ATI RN
Gastrointestinal System Nursing Exam Questions
1. To prevent gastroesophageal reflux in a client with hiatal hernia, the nurse should provide which discharge instructions?
- A. Lie down after meals to promote digestion.
- B. Avoid coffee and alcoholic beverages.
- C. Take antacids before meals.
- D. Limit fluids with meals.
Correct answer: B
Rationale: To prevent reflux of stomach acid into the esophagus, the nurse should advise the client to avoid foods and beverages that tend to increase stomach acid, such as coffee and alcohol. The nurse also should teach the client to avoid lying down after meals, which can aggravate reflux, and to take antacids after eating. The client doesn't need to limit fluids with meals as long as the fluids aren't gastric irritants.
2. The nurse is assessing for stoma prolapse in a client with a colostomy. The nurse would observe which of the following if stoma prolapse occurred?
- A. Sunken and hidden stoma
- B. Dark- and bluish-colored stoma
- C. Narrowed and flattened stoma
- D. Protruding stoma
Correct answer: D
Rationale: A protruding stoma is indicative of stoma prolapse, which occurs when the bowel protrudes excessively through the stoma.
3. A 30-year-old woman is admitted to the hospital with complaints of severe abdominal cramping and diarrhea. The nurse evaluates the effectiveness of the patient's intravenous therapy. Which of the following laboratory tests BEST reflects hydration status?
- A. Erythrocyte sedimentation rate.
- B. White blood cell count.
- C. Hematocrit.
- D. Serum glucose.
Correct answer: C
Rationale: Hematocrit is the best indicator of hydration status because it reflects the proportion of red blood cells in the blood. An increased hematocrit indicates dehydration, as the blood becomes more concentrated due to fluid loss. Erythrocyte sedimentation rate (Choice A) is a nonspecific marker of inflammation, not hydration status. White blood cell count (Choice B) is an indicator of infection or inflammation. Serum glucose (Choice D) is used to monitor blood sugar levels, not hydration status.
4. You’re caring for Lewis, a 67 y.o. patient with liver cirrhosis who develops ascites and requires paracentesis. Relief of which symptom indicated that the paracentesis was effective?
- A. Pruritus
- B. Dyspnea
- C. Jaundice
- D. Peripheral Neuropathy
Correct answer: B
Rationale: Dyspnea relief indicates that the paracentesis was effective in reducing ascites.
5. The nurse is caring for a client who underwent a subtotal gastrectomy. To manage dumping syndrome, the nurse should advise the client to:
- A. restrict fluid intake to 1 qt (1,000 ml)/day.
- B. drink liquids only with meals.
- C. don't drink liquids 2 hours before meals.

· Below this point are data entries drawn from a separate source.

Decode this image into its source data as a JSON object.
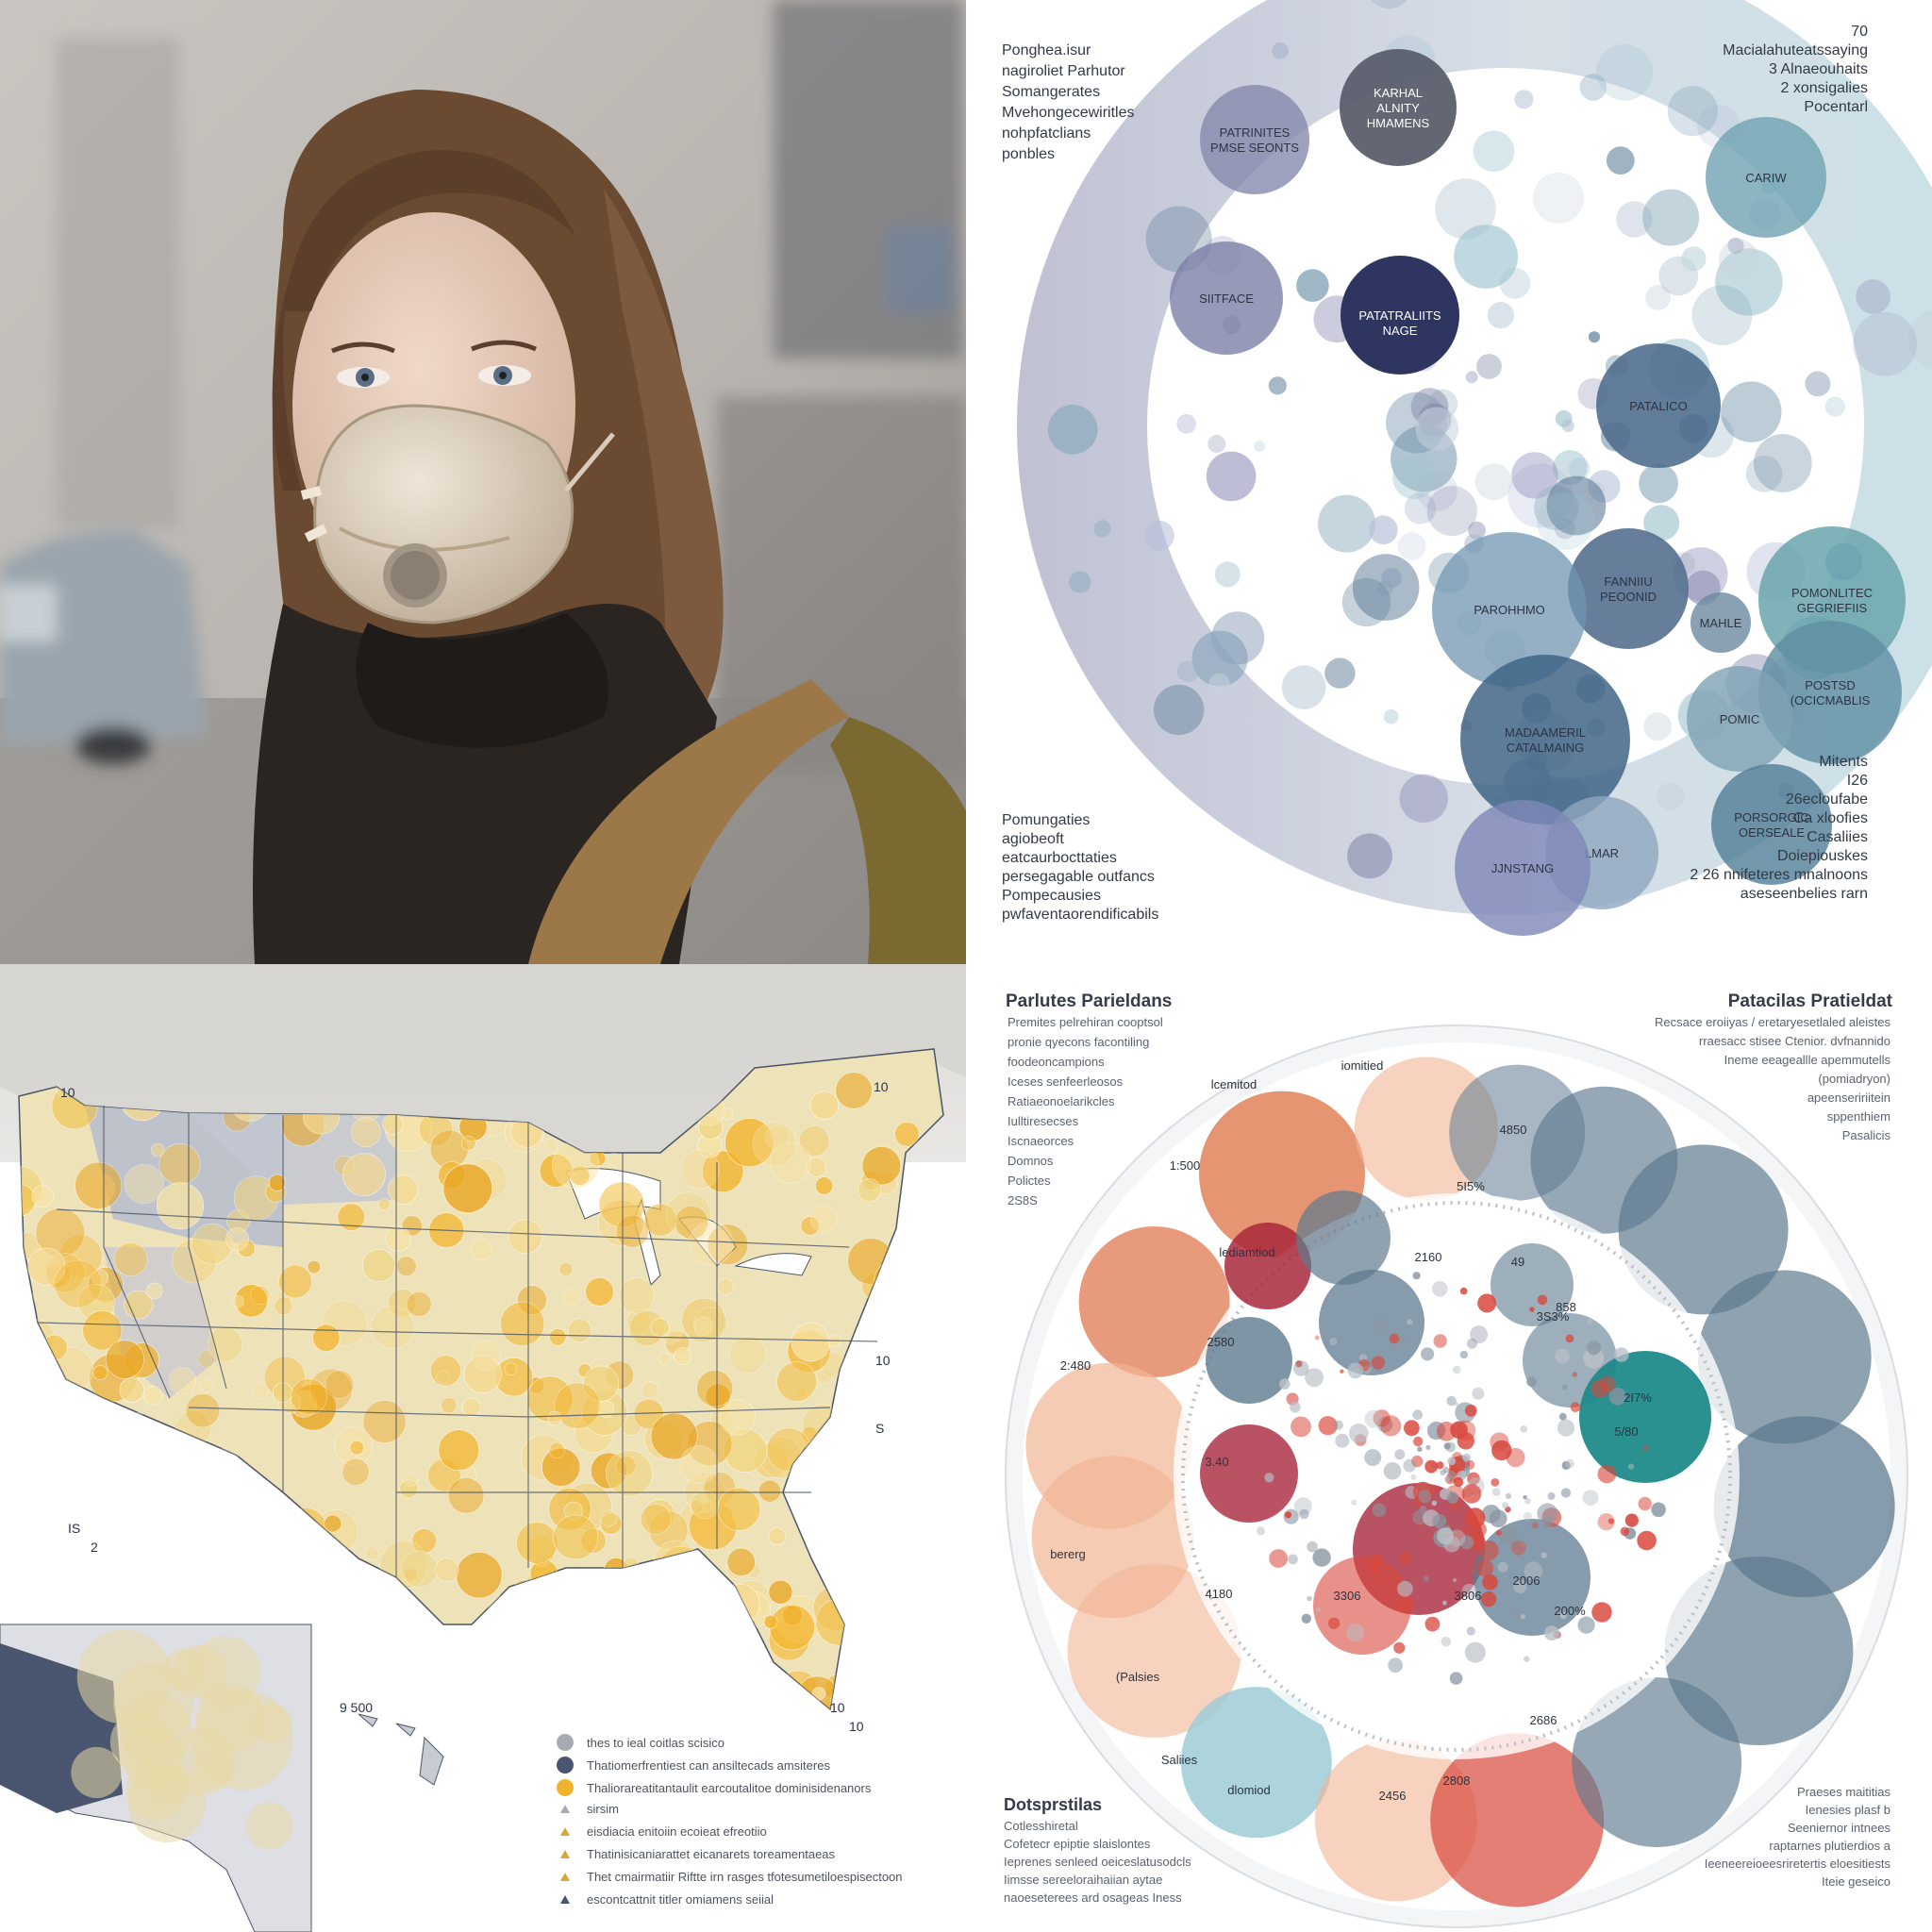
{
  "panels": {
    "photo": {
      "subject": "woman-wearing-respirator-mask",
      "colors": {
        "haze": "#bdb8b1",
        "hair": "#6b4a32",
        "mask": "#d8cbbb",
        "jacket": "#2a2521",
        "strap": "#9c7748",
        "car": "#9aa4ad"
      }
    },
    "cluster": {
      "header_left": [
        "Ponghea.isur",
        "nagiroliet Parhutor",
        "Somangerates",
        "Mvehongecewiritles",
        "nohpfatclians",
        "ponbles"
      ],
      "header_right": [
        "70",
        "Macialahuteatssaying",
        "3 Alnaeouhaits",
        "2 xonsigalies",
        "Pocentarl"
      ],
      "footer_left": [
        "Pomungaties",
        "agiobeoft",
        "eatcaurbocttaties",
        "persegagable outfancs",
        "Pompecausies",
        "pwfaventaorendificabils"
      ],
      "footer_right": [
        "Mitents",
        "I26",
        "26ecloufabe",
        "Ca xloofies",
        "Casaliies",
        "Doiepiouskes",
        "2 26 nnifeteres mnalnoons",
        "aseseenbelies rarn"
      ],
      "circle_labels": [
        "PATRINITES PMSE SEONTS",
        "KARHAL ALNITY HMAMENS",
        "SIITFACE",
        "PATATRALIITS NAGE",
        "PATALICO",
        "POMONLITEC GEGRIEFIIS",
        "FANNIIU PEOONID",
        "MAHLE",
        "PAROHHMO",
        "POSTSD (OCICMABLIS",
        "POMIC",
        "MADAAMERIL CATALMAING",
        "PORSORGIC OERSEALE",
        "LMAR",
        "JJNSTANG",
        "CARIW"
      ]
    },
    "map": {
      "scale_labels": [
        "10",
        "10",
        "10",
        "S",
        "IS",
        "2",
        "10",
        "10",
        "9 500"
      ],
      "legend": [
        {
          "symbol": "circle-gray",
          "label": "thes to ieal coitlas scisico"
        },
        {
          "symbol": "circle-navy",
          "label": "Thatiomerfrentiest can ansiltecads amsiteres"
        },
        {
          "symbol": "circle-yellow",
          "label": "Thaliorareatitantaulit earcoutalitoe dominisidenanors"
        },
        {
          "symbol": "triangle-gray",
          "label": "sirsim"
        },
        {
          "symbol": "triangle-yellow",
          "label": "eisdiacia enitoiin ecoieat efreotiio"
        },
        {
          "symbol": "triangle-yellow",
          "label": "Thatinisicaniarattet eicanarets toreamentaeas"
        },
        {
          "symbol": "triangle-yellow",
          "label": "Thet cmairmatiir Riftte irn rasges tfotesumetiloespisectoon"
        },
        {
          "symbol": "triangle-navy",
          "label": "escontcattnit titler omiamens seiial"
        }
      ]
    },
    "rings": {
      "title_left": "Parlutes Parieldans",
      "subtitle_left": [
        "Premites pelrehiran cooptsol",
        "pronie qyecons facontiling",
        "foodeoncampions",
        "Iceses senfeerleosos",
        "Ratiaeonoelarikcles",
        "Iulltiresecses",
        "Iscnaeorces",
        "Domnos",
        "Polictes",
        "2S8S"
      ],
      "title_right": "Patacilas Pratieldat",
      "subtitle_right": [
        "Recsace eroiiyas / eretaryesetlaled aleistes",
        "rraesacc stisee Ctenior. dvfnannido",
        "Ineme eeageallle apemmutells",
        "(pomiadryon)",
        "apeenseririitein",
        "sppenthiem",
        "Pasalicis"
      ],
      "footer_left_title": "Dotsprstilas",
      "footer_left": [
        "Cotlesshiretal",
        "Cofetecr epiptie slaislontes",
        "Ieprenes senleed oeiceslatusodcls",
        "Iimsse sereeloraihaiian aytae",
        "naoeseterees ard osageas Iness"
      ],
      "footer_right": [
        "Praeses maititias",
        "Ienesies plasf b",
        "Seeniernor intnees",
        "raptarnes plutierdios a",
        "Ieeneereioeesriretertis eloesitiests",
        "Iteie geseico"
      ],
      "value_labels": [
        "lcemitod",
        "iomitied",
        "1:500",
        "4850",
        "5I5%",
        "lediamtiod",
        "2160",
        "49",
        "858",
        "2580",
        "3S3%",
        "2:480",
        "2I7%",
        "5/80",
        "3.40",
        "bererg",
        "4180",
        "3306",
        "3806",
        "2006",
        "200%",
        "(Palsies",
        "2686",
        "Saliies",
        "dlomiod",
        "2456",
        "2808"
      ],
      "colors": {
        "orange": "#e07a50",
        "peach": "#f2b594",
        "slate": "#5e7a8f",
        "teal": "#1f8a8a",
        "crimson": "#a8283c",
        "red": "#d9483c",
        "lightblue": "#9fcbd6"
      }
    }
  }
}
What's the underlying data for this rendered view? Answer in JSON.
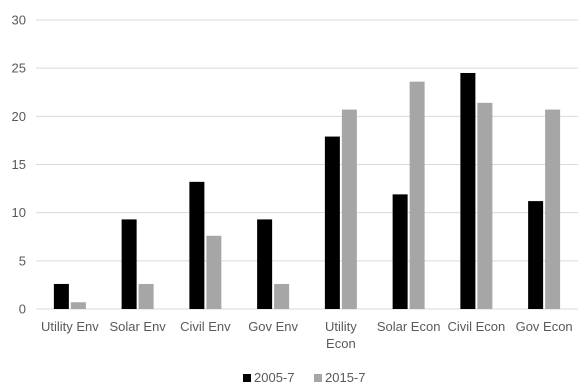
{
  "chart_data": {
    "type": "bar",
    "categories": [
      "Utility Env",
      "Solar Env",
      "Civil Env",
      "Gov Env",
      "Utility Econ",
      "Solar Econ",
      "Civil Econ",
      "Gov Econ"
    ],
    "category_lines": [
      [
        "Utility Env"
      ],
      [
        "Solar Env"
      ],
      [
        "Civil Env"
      ],
      [
        "Gov Env"
      ],
      [
        "Utility",
        "Econ"
      ],
      [
        "Solar Econ"
      ],
      [
        "Civil Econ"
      ],
      [
        "Gov Econ"
      ]
    ],
    "series": [
      {
        "name": "2005-7",
        "color": "#000000",
        "values": [
          2.6,
          9.3,
          13.2,
          9.3,
          17.9,
          11.9,
          24.5,
          11.2
        ]
      },
      {
        "name": "2015-7",
        "color": "#a6a6a6",
        "values": [
          0.7,
          2.6,
          7.6,
          2.6,
          20.7,
          23.6,
          21.4,
          20.7
        ]
      }
    ],
    "title": "",
    "xlabel": "",
    "ylabel": "",
    "ylim": [
      0,
      30
    ],
    "yticks": [
      0,
      5,
      10,
      15,
      20,
      25,
      30
    ],
    "grid": true,
    "legend": "bottom"
  }
}
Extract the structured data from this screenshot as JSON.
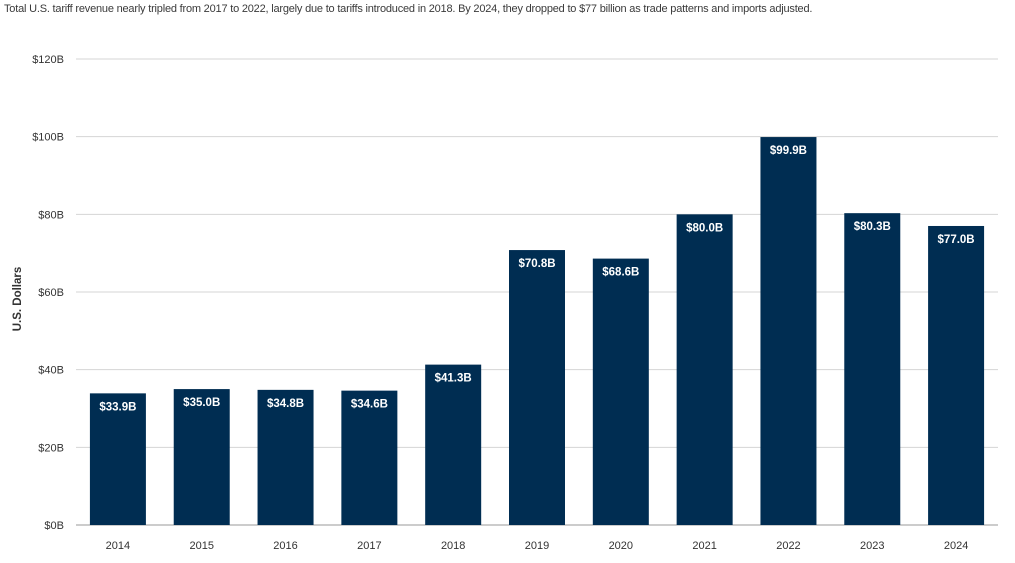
{
  "chart_data": {
    "type": "bar",
    "subtitle": "Total U.S. tariff revenue nearly tripled from 2017 to 2022, largely due to tariffs introduced in 2018. By 2024, they dropped to $77 billion as trade patterns and imports adjusted.",
    "ylabel": "U.S. Dollars",
    "xlabel": "",
    "categories": [
      "2014",
      "2015",
      "2016",
      "2017",
      "2018",
      "2019",
      "2020",
      "2021",
      "2022",
      "2023",
      "2024"
    ],
    "values": [
      33.9,
      35.0,
      34.8,
      34.6,
      41.3,
      70.8,
      68.6,
      80.0,
      99.9,
      80.3,
      77.0
    ],
    "data_labels": [
      "$33.9B",
      "$35.0B",
      "$34.8B",
      "$34.6B",
      "$41.3B",
      "$70.8B",
      "$68.6B",
      "$80.0B",
      "$99.9B",
      "$80.3B",
      "$77.0B"
    ],
    "y_ticks": [
      0,
      20,
      40,
      60,
      80,
      100,
      120
    ],
    "y_tick_labels": [
      "$0B",
      "$20B",
      "$40B",
      "$60B",
      "$80B",
      "$100B",
      "$120B"
    ],
    "ylim": [
      0,
      120
    ],
    "grid": true,
    "legend": "none",
    "bar_color": "#002d52",
    "grid_color": "#d4d4d4"
  }
}
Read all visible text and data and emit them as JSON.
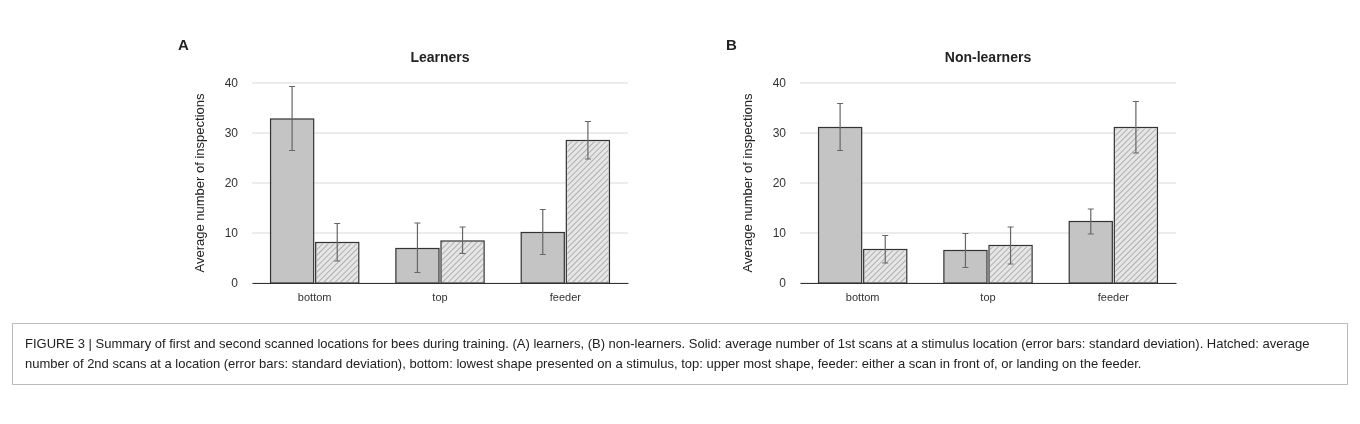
{
  "chart_data": [
    {
      "type": "bar",
      "title": "Learners",
      "ylabel": "Average number of inspections",
      "categories": [
        "bottom",
        "top",
        "feeder"
      ],
      "series": [
        {
          "color": "#c4c4c4",
          "values": [
            32.8,
            6.9,
            10.1
          ],
          "errors": [
            [
              26.5,
              39.3
            ],
            [
              2.1,
              12
            ],
            [
              5.7,
              14.7
            ]
          ]
        },
        {
          "color": "#e6e6e6",
          "values": [
            8.1,
            8.4,
            28.5
          ],
          "errors": [
            [
              4.4,
              11.9
            ],
            [
              5.9,
              11.2
            ],
            [
              24.8,
              32.3
            ]
          ]
        }
      ],
      "ylim": [
        0,
        40
      ],
      "yticks": [
        0,
        10,
        20,
        30,
        40
      ],
      "grid": "y",
      "annotations": [
        "A"
      ]
    },
    {
      "type": "bar",
      "title": "Non-learners",
      "ylabel": "Average number of inspections",
      "categories": [
        "bottom",
        "top",
        "feeder"
      ],
      "series": [
        {
          "color": "#c4c4c4",
          "values": [
            31.1,
            6.5,
            12.3
          ],
          "errors": [
            [
              26.5,
              35.9
            ],
            [
              3.1,
              9.9
            ],
            [
              9.8,
              14.8
            ]
          ]
        },
        {
          "color": "#e6e6e6",
          "values": [
            6.7,
            7.5,
            31.1
          ],
          "errors": [
            [
              4,
              9.5
            ],
            [
              3.8,
              11.2
            ],
            [
              26,
              36.3
            ]
          ]
        }
      ],
      "ylim": [
        0,
        40
      ],
      "yticks": [
        0,
        10,
        20,
        30,
        40
      ],
      "grid": "y",
      "annotations": [
        "B",
        "FIGURE 3 | Summary of first and second scanned locations for bees during training. (A) learners, (B) non-learners. Solid: average number of 1st scans at a stimulus location (error bars: standard deviation). Hatched: average number of 2nd scans at a location (error bars: standard deviation), bottom: lowest shape presented on a stimulus, top: upper most shape, feeder: either a scan in front of, or landing on the feeder."
      ]
    }
  ]
}
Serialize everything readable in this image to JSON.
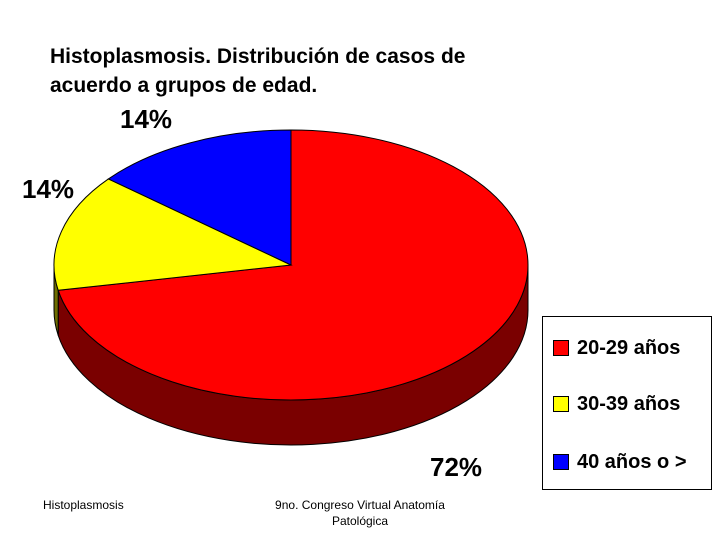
{
  "chart_data": {
    "type": "pie",
    "title_lines": [
      "Histoplasmosis. Distribución de casos de",
      "acuerdo a grupos de edad."
    ],
    "slices": [
      {
        "label": "20-29 años",
        "value": 72,
        "value_label": "72%",
        "color": "#FF0000",
        "side_color": "#7A0000"
      },
      {
        "label": "30-39 años",
        "value": 14,
        "value_label": "14%",
        "color": "#FFFF00",
        "side_color": "#6E6E00"
      },
      {
        "label": "40 años o >",
        "value": 14,
        "value_label": "14%",
        "color": "#0000FF",
        "side_color": "#00007A"
      }
    ],
    "legend_position": "right",
    "three_d": true
  },
  "footer": {
    "left": "Histoplasmosis",
    "center_line_1": "9no. Congreso Virtual Anatomía",
    "center_line_2": "Patológica"
  }
}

- D. drink liquids only between meals.
Correct answer: D
Rationale: A client who experiences dumping syndrome after a subtotal gastrectomy should be advised to ingest liquids between meals rather than with meals. Taking fluids between meals allows for adequate hydration, reduces the amount of bulk ingested with meals, and aids in preventing rapid gastric emptying. There is no need to restrict the amount of fluids, just the time when the client drinks fluids. Drinking liquids with meals increases the risk of dumping syndrome by increasing the amount of bulk and stimulating rapid gastric emptying. Small amounts of water are allowable before meals.